Special Issue Features Anomaly Detection
David M. Steinberg, Technometrics Editor
The February 2010 issue of Technometrics features several articles that highlight some of the fascinating applications in which statistical data analysis is used to detect unusual circumstances, or anomalies. The articles explore the methods developed to address these problems and describe challenges that lie ahead.
The first two articles focus on fraud detection. Agus Sudjianto, Sheela Nair, Ming Yuan, Aijun Zhang, Daniel Kern, and Fernando Cela-Díaz describe problems and statistical solutions for detecting financial crime. Although these crimes affect millions of people every year, they are nonetheless rare events. The volume and complexity of financial data require not only effective algorithms, but also efficient training and execution. Criminals deliberately attempt to conceal the nature of their actions and quickly change their strategies over time, resulting in severe class overlapping and concept drift. In some cases, legal constraints and investigation delays make it impossible to verify suspected crimes in a timely manner. The authors discuss some of the classic statistical techniques that have been applied, as well as more recent machine learning and data mining algorithms. Many illustrative examples are described, with emphasis on two important types of financial crimes: fraud and money laundering.

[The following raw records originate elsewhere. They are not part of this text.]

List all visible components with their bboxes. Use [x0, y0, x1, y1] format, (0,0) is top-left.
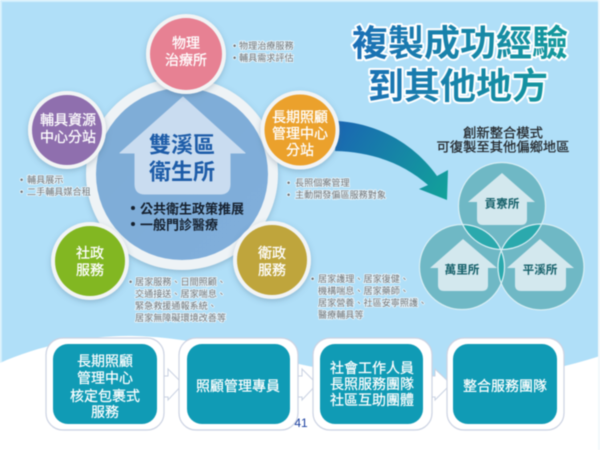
- subtitle: [437, 126, 569, 154]
- text: central services: [131, 202, 244, 232]
- text: assistive device notes: 二手輔具媒合租: [27, 186, 91, 197]
- box: care management center: [46, 338, 164, 430]
- arrow: curved to rural stations: [335, 121, 448, 200]
- box: service teams: 社會工作人員: [330, 360, 414, 376]
- text: assistive device notes: 輔具展示: [27, 174, 63, 185]
- circle: health administration: [233, 221, 311, 299]
- title: [352, 22, 568, 106]
- box: care management center: 管理中心: [77, 370, 133, 386]
- text: health administration notes: 居家護理、居家復健、: [318, 273, 409, 284]
- icon: central house: [120, 97, 245, 194]
- circle: long-term care: 管理中心: [272, 126, 328, 142]
- page number: 41: [294, 416, 308, 430]
- heading: central station name: 雙溪區: [149, 132, 215, 158]
- title: 到其他地方: [368, 66, 548, 106]
- box: integrated service team: 整合服務團隊: [463, 378, 547, 394]
- arrow: step 3 to 4: [428, 369, 451, 400]
- circle: health administration: 服務: [258, 262, 286, 278]
- text: assistive device notes: [20, 174, 91, 197]
- box: integrated service team: [447, 338, 564, 430]
- text: social service notes: 交通接送、居家喘息、: [135, 288, 226, 299]
- box: care management center: 長期照顧: [77, 353, 133, 369]
- text: health administration notes: 居家營養、社區安寧照護、: [318, 297, 427, 308]
- circle: assistive devices: 中心分站: [40, 129, 96, 145]
- text: long-term care notes: •: [287, 178, 290, 188]
- text: health administration notes: [311, 273, 427, 320]
- circle: health administration: 衛政: [258, 245, 286, 261]
- circle: social services: [51, 222, 129, 300]
- box: service teams: [313, 338, 432, 430]
- venn diagram: replicated stations: [420, 162, 584, 310]
- circle: assistive devices: [28, 91, 106, 169]
- circle: physical therapy: 治療所: [165, 52, 207, 68]
- circle: social services: 服務: [76, 262, 104, 278]
- subtitle: 可復製至其他偏鄉地區: [437, 138, 569, 154]
- text: central services: 一般門診醫療: [140, 218, 218, 232]
- icon: Pingxi house: [507, 239, 574, 291]
- circle: long-term care: 長期照顧: [272, 109, 328, 125]
- icon: Gongliao house: [468, 173, 535, 225]
- text: assistive device notes: •: [20, 187, 23, 197]
- box: care manager: 照顧管理專員: [196, 378, 280, 394]
- text: social service notes: •: [129, 277, 132, 287]
- icon: Wanli house: [430, 239, 497, 291]
- circle: social services: 社政: [76, 245, 104, 261]
- text: physical therapy notes: [233, 40, 294, 63]
- icon: Gongliao house: 貢寮所: [485, 196, 520, 210]
- text: health administration notes: 醫療輔具等: [318, 309, 363, 320]
- icon: Pingxi house: 平溪所: [523, 262, 558, 276]
- heading: central station name: 衛生所: [149, 160, 215, 184]
- text: physical therapy notes: 物理治療服務: [239, 40, 294, 51]
- text: assistive device notes: •: [20, 175, 23, 185]
- text: physical therapy notes: •: [233, 41, 236, 51]
- text: health administration notes: 機構喘息、居家藥師、: [318, 285, 409, 296]
- text: physical therapy notes: •: [233, 53, 236, 63]
- circle: long-term care: 分站: [286, 142, 314, 158]
- circle: long-term care: [260, 90, 340, 170]
- circle: physical therapy: 物理: [172, 35, 200, 51]
- text: social service notes: 緊急救援通報系統、: [135, 300, 217, 311]
- text: social service notes: 居家服務、日間照顧、: [135, 276, 226, 287]
- box: care management center: 核定包裹式: [70, 388, 140, 404]
- text: long-term care notes: •: [287, 190, 290, 200]
- panel: central health station: [86, 78, 278, 270]
- text: social service notes: [129, 276, 226, 323]
- text: long-term care notes: 主動開發偏區服務對象: [295, 189, 386, 200]
- text: health administration notes: •: [311, 274, 314, 284]
- circle: physical therapy: [146, 14, 226, 94]
- text: physical therapy notes: 輔具需求評估: [239, 52, 294, 63]
- text: social service notes: 居家無障礙環境改善等: [135, 312, 226, 323]
- box: care manager: [179, 338, 298, 430]
- arrow: step 1 to 2: [160, 369, 183, 400]
- text: central services: 公共衛生政策推展: [140, 202, 244, 216]
- text: long-term care notes: 長照個案管理: [295, 177, 350, 188]
- heading: central station name: [149, 132, 215, 184]
- subtitle: 創新整合模式: [463, 126, 543, 140]
- title: 複製成功經驗: [352, 22, 568, 64]
- box: care management center: 服務: [91, 404, 119, 420]
- circle: assistive devices: 輔具資源: [40, 112, 96, 128]
- arrow: step 2 to 3: [294, 369, 317, 400]
- icon: Wanli house: 萬里所: [445, 264, 480, 276]
- text: long-term care notes: [287, 177, 386, 200]
- box: service teams: 社區互助團體: [330, 392, 414, 408]
- box: service teams: 長照服務團隊: [330, 376, 414, 392]
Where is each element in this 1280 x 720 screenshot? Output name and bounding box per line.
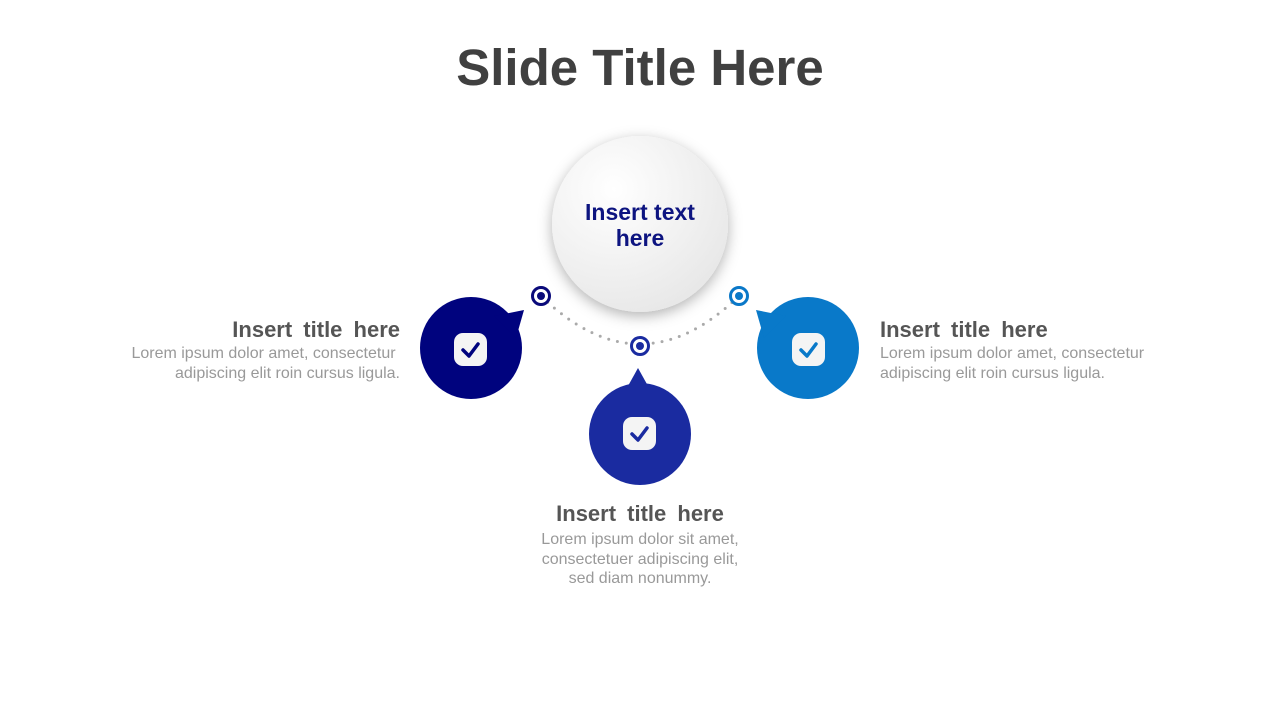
bottom circle icon	[589, 368, 691, 485]
left text block	[131, 317, 400, 382]
bottom text block: Insert title here	[556, 501, 724, 526]
bottom text block: consectetuer adipiscing elit,	[542, 550, 738, 568]
right text block: Lorem ipsum dolor amet, consectetur	[880, 345, 1144, 362]
ring markers	[532, 288, 748, 354]
right text block: Insert title here	[880, 317, 1048, 342]
left text block: Insert title here	[232, 317, 400, 342]
right text block	[880, 317, 1144, 382]
left circle icon	[420, 297, 524, 399]
bottom text block	[541, 501, 739, 587]
left text block: Lorem ipsum dolor amet, consectetur	[131, 345, 396, 362]
right text block: adipiscing elit roin cursus ligula.	[880, 364, 1105, 382]
bottom text block: sed diam nonummy.	[569, 570, 711, 587]
title: Slide Title Here	[456, 39, 824, 96]
dotted arc	[541, 296, 739, 344]
center circle: Insert text	[585, 199, 695, 225]
bottom text block: Lorem ipsum dolor sit amet,	[541, 531, 739, 548]
right circle icon	[756, 297, 859, 399]
center circle	[552, 136, 728, 312]
center circle: here	[616, 225, 664, 251]
left text block: adipiscing elit roin cursus ligula.	[175, 364, 400, 382]
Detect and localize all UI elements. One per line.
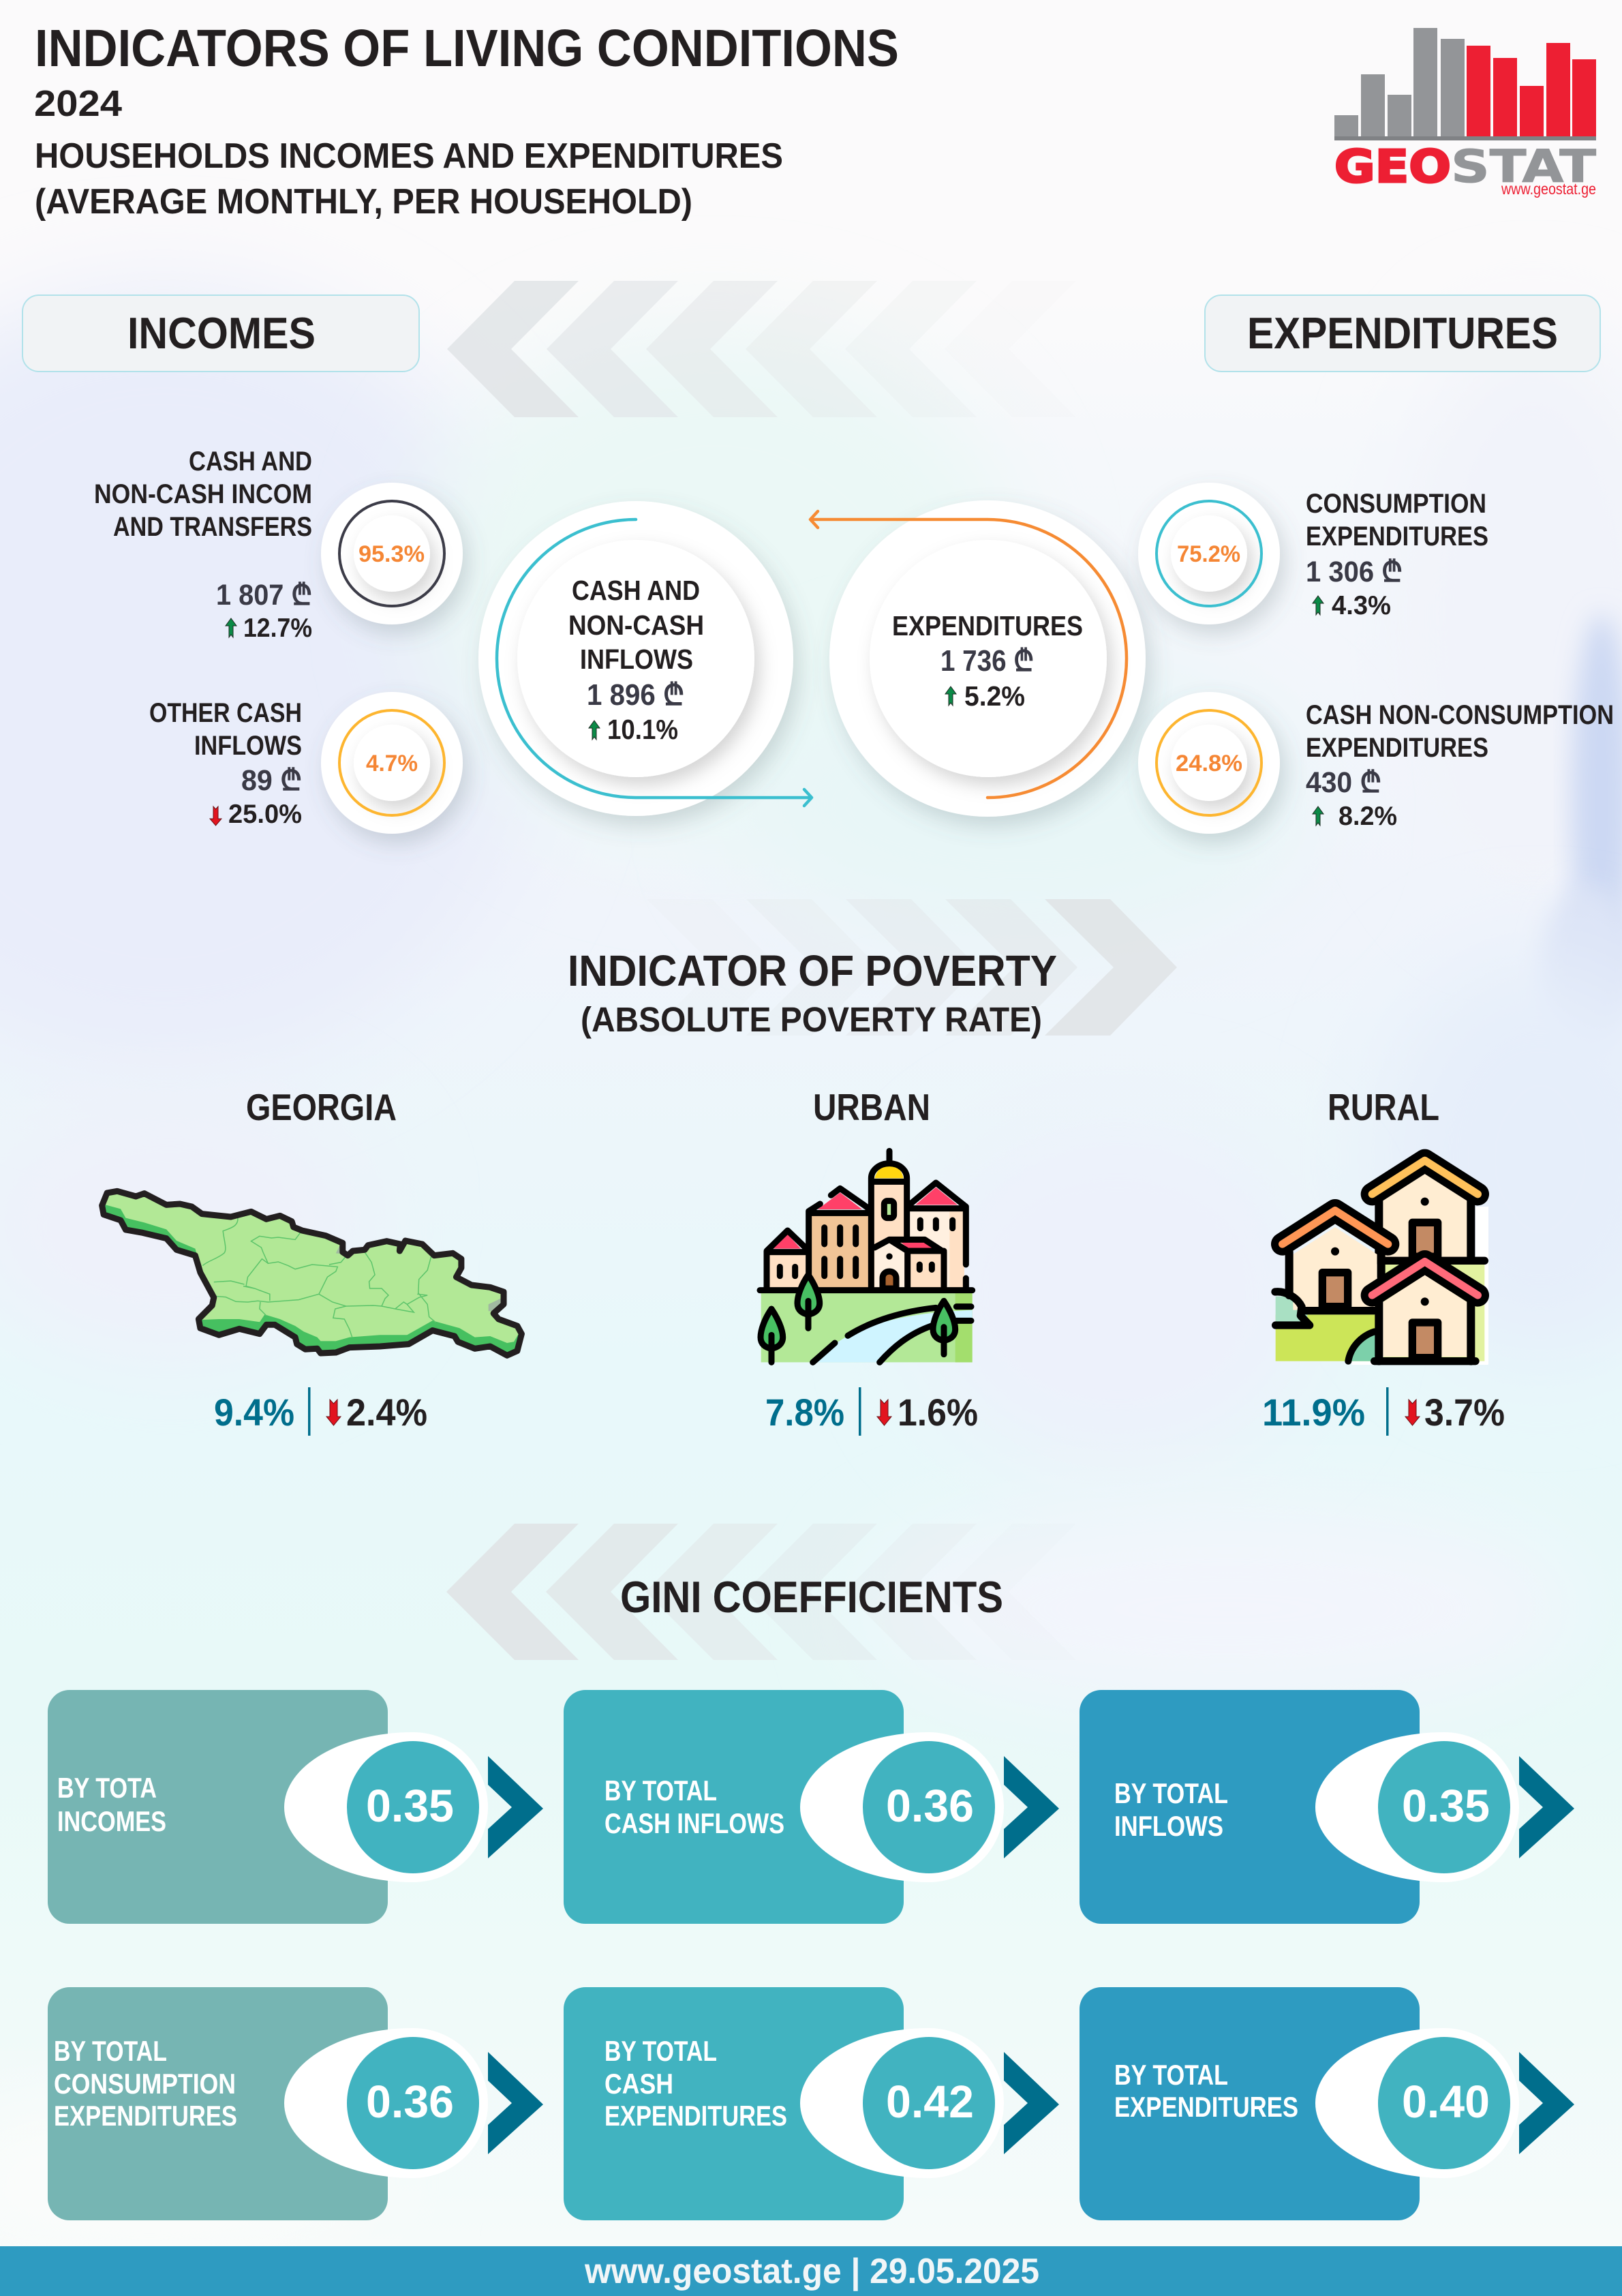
- panel: consumption expenditures label: [1306, 489, 1488, 620]
- left house: [1283, 1211, 1388, 1311]
- panel: cash and non-cash income label: [94, 447, 312, 643]
- logo: Geostat: GEO: [1334, 140, 1451, 193]
- decorative chevrons: incomes to expenditures: [447, 281, 1076, 417]
- circle: 24.8% share: [1138, 692, 1280, 834]
- card: by total cash expenditures: BY TOTAL: [605, 2035, 717, 2067]
- panel: urban poverty: [760, 1086, 978, 1436]
- card: by total incomes: INCOMES: [57, 1805, 166, 1837]
- card: by total cash inflows: CASH INFLOWS: [605, 1807, 784, 1839]
- front house: [1372, 1262, 1478, 1361]
- back house: [1372, 1160, 1484, 1260]
- circle: 4.7% share: [321, 692, 463, 834]
- decorative chevrons: gini section: [446, 1524, 1076, 1660]
- panel: cash non-consumption expenditures label: 8.2%: [1338, 802, 1397, 831]
- panel: consumption expenditures label: EXPENDITURES: [1306, 522, 1488, 552]
- logo: Geostat: STAT: [1451, 140, 1596, 193]
- heading: urban: URBAN: [813, 1086, 930, 1128]
- decorative chevrons: poverty section: [647, 899, 1177, 1036]
- card: by total cash expenditures: 0.42: [886, 2076, 974, 2128]
- stat: Georgia rate: 9.4%: [214, 1391, 294, 1434]
- circle: cash and non-cash inflows: CASH AND: [572, 575, 700, 606]
- circle: cash and non-cash inflows: INFLOWS: [580, 644, 693, 675]
- circle: cash and non-cash inflows: NON-CASH: [568, 609, 704, 641]
- heading: indicator of poverty: [568, 946, 1057, 1039]
- panel: expenditures heading: [1205, 295, 1600, 372]
- card: by total incomes: [48, 1690, 543, 1924]
- circle: cash and non-cash inflows: 10.1%: [607, 714, 678, 745]
- card: by total consumption expenditures: CONSUMPTION: [54, 2068, 236, 2100]
- card: by total consumption expenditures: [48, 1987, 543, 2220]
- card: by total expenditures: [1080, 1987, 1574, 2220]
- stat: Georgia rate: [214, 1387, 427, 1436]
- card: by total cash expenditures: CASH: [605, 2068, 673, 2100]
- logo: Geostat: [1334, 28, 1596, 198]
- circle: 95.3% share: 95.3%: [358, 541, 425, 567]
- card: by total inflows: [1080, 1690, 1574, 1924]
- card: by total consumption expenditures: BY TOTAL: [54, 2035, 167, 2067]
- heading: indicator of poverty: INDICATOR OF POVERTY: [568, 946, 1057, 995]
- panel: expenditures heading: EXPENDITURES: [1247, 308, 1558, 358]
- icon: village houses: [1275, 1160, 1488, 1365]
- card: by total cash expenditures: EXPENDITURES: [605, 2100, 787, 2132]
- panel: incomes heading: [22, 295, 419, 372]
- circle: 95.3% share: [321, 483, 463, 624]
- panel: other cash inflows label: INFLOWS: [194, 731, 302, 761]
- subtitle line 2: (AVERAGE MONTHLY, PER HOUSEHOLD): [35, 182, 692, 222]
- card: by total expenditures: BY TOTAL: [1114, 2059, 1228, 2091]
- stat: rural rate: [1262, 1387, 1505, 1436]
- panel: other cash inflows label: 25.0%: [228, 800, 302, 829]
- footer: www.geostat.ge | 29.05.2025: [584, 2252, 1039, 2291]
- card: by total incomes: 0.35: [366, 1781, 454, 1832]
- card: by total expenditures: 0.40: [1402, 2076, 1490, 2128]
- card: by total consumption expenditures: EXPENDITURES: [54, 2100, 237, 2132]
- title block: [34, 19, 899, 222]
- panel: Georgia poverty: [102, 1086, 521, 1436]
- heading: rural: RURAL: [1328, 1086, 1439, 1128]
- icon: town: [760, 1151, 973, 1362]
- panel: other cash inflows label: [149, 698, 302, 829]
- panel: consumption expenditures label: 4.3%: [1332, 591, 1391, 620]
- card: by total incomes: BY TOTA: [57, 1772, 157, 1804]
- heading: gini coefficients: GINI COEFFICIENTS: [620, 1572, 1003, 1622]
- main title: INDICATORS OF LIVING CONDITIONS: [35, 19, 899, 78]
- card: by total consumption expenditures: 0.36: [366, 2076, 454, 2128]
- circle: expenditures: 1 736 ₾: [940, 644, 1034, 678]
- card: by total cash expenditures: [564, 1987, 1059, 2220]
- footer: [0, 2246, 1622, 2296]
- stat: Georgia rate: 2.4%: [346, 1391, 427, 1434]
- card: by total cash inflows: [564, 1690, 1059, 1924]
- panel: other cash inflows label: 89 ₾: [241, 764, 302, 797]
- stat: rural rate: 11.9%: [1262, 1391, 1365, 1434]
- panel: cash and non-cash income label: 1 807 ₾: [216, 579, 312, 611]
- subtitle line 1: HOUSEHOLDS INCOMES AND EXPENDITURES: [35, 136, 783, 176]
- stat: urban rate: [765, 1387, 978, 1436]
- arrow: expenditures to inflows: [810, 511, 1127, 798]
- circle: 4.7% share: 4.7%: [366, 751, 418, 776]
- card: by total inflows: 0.35: [1402, 1781, 1490, 1832]
- panel: other cash inflows label: OTHER CASH: [149, 698, 302, 728]
- panel: cash non-consumption expenditures label: 430 ₾: [1306, 766, 1381, 799]
- icon: map of Georgia: [102, 1191, 521, 1355]
- circle: 24.8% share: 24.8%: [1176, 751, 1242, 776]
- year: 2024: [34, 83, 122, 124]
- stat: rural rate: 3.7%: [1424, 1391, 1505, 1434]
- circle: expenditures: EXPENDITURES: [892, 610, 1083, 641]
- stat: urban rate: 1.6%: [898, 1391, 978, 1434]
- panel: incomes heading: INCOMES: [127, 308, 316, 358]
- card: by total cash inflows: BY TOTAL: [605, 1774, 717, 1807]
- panel: cash non-consumption expenditures label: EXPENDITURES: [1306, 733, 1488, 763]
- logo: Geostat: www.geostat.ge: [1501, 180, 1596, 198]
- card: by total cash inflows: 0.36: [886, 1781, 974, 1832]
- panel: cash and non-cash income label: 12.7%: [243, 614, 312, 643]
- panel: cash non-consumption expenditures label: [1306, 700, 1614, 831]
- panel: cash and non-cash income label: CASH AND: [189, 447, 312, 477]
- card: by total inflows: INFLOWS: [1114, 1810, 1223, 1842]
- panel: consumption expenditures label: 1 306 ₾: [1306, 556, 1403, 588]
- circle: cash and non-cash inflows: [478, 501, 793, 816]
- circle: expenditures: 5.2%: [964, 680, 1025, 712]
- heading: Georgia: GEORGIA: [246, 1086, 397, 1128]
- circle: cash and non-cash inflows: 1 896 ₾: [587, 678, 684, 712]
- panel: cash and non-cash income label: NON-CASH INCOM: [94, 479, 312, 509]
- panel: consumption expenditures label: CONSUMPTION: [1306, 489, 1486, 519]
- circle: expenditures: [829, 500, 1146, 817]
- heading: indicator of poverty: (ABSOLUTE POVERTY RATE): [581, 1000, 1042, 1039]
- arrow: inflows to expenditures: [497, 519, 812, 806]
- circle: 75.2% share: 75.2%: [1177, 541, 1240, 567]
- circle: 75.2% share: [1138, 483, 1280, 624]
- card: by total inflows: BY TOTAL: [1114, 1777, 1228, 1809]
- card: by total expenditures: EXPENDITURES: [1114, 2091, 1298, 2123]
- panel: cash and non-cash income label: AND TRANSFERS: [113, 512, 312, 542]
- panel: rural poverty: [1262, 1086, 1505, 1436]
- stat: urban rate: 7.8%: [765, 1391, 844, 1434]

The second article—by Richard A. Becker, Chris Volinsky, and Allan R. Wilks—is titled “Fraud Detection in Telecommunications: History and Lessons Learned.” This paper reviews the history of fraud detection at AT&T, which was one of the first companies to address fraud in a systematic way to protect its revenue stream. The authors discuss some of the major fraud schemes and techniques employed to identify them, leading to generic conclusions about fraud detection. Specifically, they advocate the use of simple, understandable models, heavy use of visualization, a flexible environment, the importance of data management, and the need to keep humans in the loop.
These two papers are followed by a commentary from David Hand, who expands on the contributions and provides his own perspectives from involvement in a number of related applications.
The third, and final, article on anomaly detection, by Galit Shmueli and Howard Burkom, looks at a quite different application area: biosurveillance. This activity involves monitoring a wide range of pre-diagnostic and diagnostic data so we will enhance our ability to detect, investigate, and respond to disease outbreaks. Statistical control charts, which have been a central tool in classic disease surveillance, have migrated into modern biosurveillance. However, the new types of data monitored, the processes underlying these data, and the application context all deviate from the industrial setting for which these tools were originally designed. Assumptions of normality, independence, and stationarity are typically violated in syndromic time series; target values of process parameters are time-dependent and hard to define; and data labeling is ambiguous in the sense that outbreak periods are not clearly defined or known. Additional challenges include multiplicity in several dimensions, performance evaluation, and practical system usage and requirements. The article focuses mainly on the monitoring of time series for early alerting of anomalies, with a brief summary of methods to detect significant spatial and spatiotemporal case clusters.
The remaining articles in the issue explore a number of areas. Adrian E. Raftery, Miroslav Kárný, and Pavel Ettler consider the problem of online prediction when it is uncertain what prediction model is the best. They develop a method called Dynamic Model Averaging (DMA), in which a state space model for the parameters of each model is combined with a Markov chain model for the correct model. This allows the ‘correct’ model to vary over time. The state space and Markov chain models are both specified in terms of forgetting, leading to a highly parsimonious representation. When the model and parameters do not change, DMA is a recursive implementation of standard Bayesian model averaging. The method is applied to the problem of predicting the output strip thickness for a cold rolling mill, where the output is measured with a time delay. When only a small number of physically motivated models were considered and one was clearly best, the method quickly converged to the best model, with small cost for model uncertainty. When model uncertainty and the number of models were large, the method ensured that the penalty for model uncertainty was small. At the beginning of the process, when control is most difficult, DMA over a large model space led to better predictions than the single best-performing physically motivated model.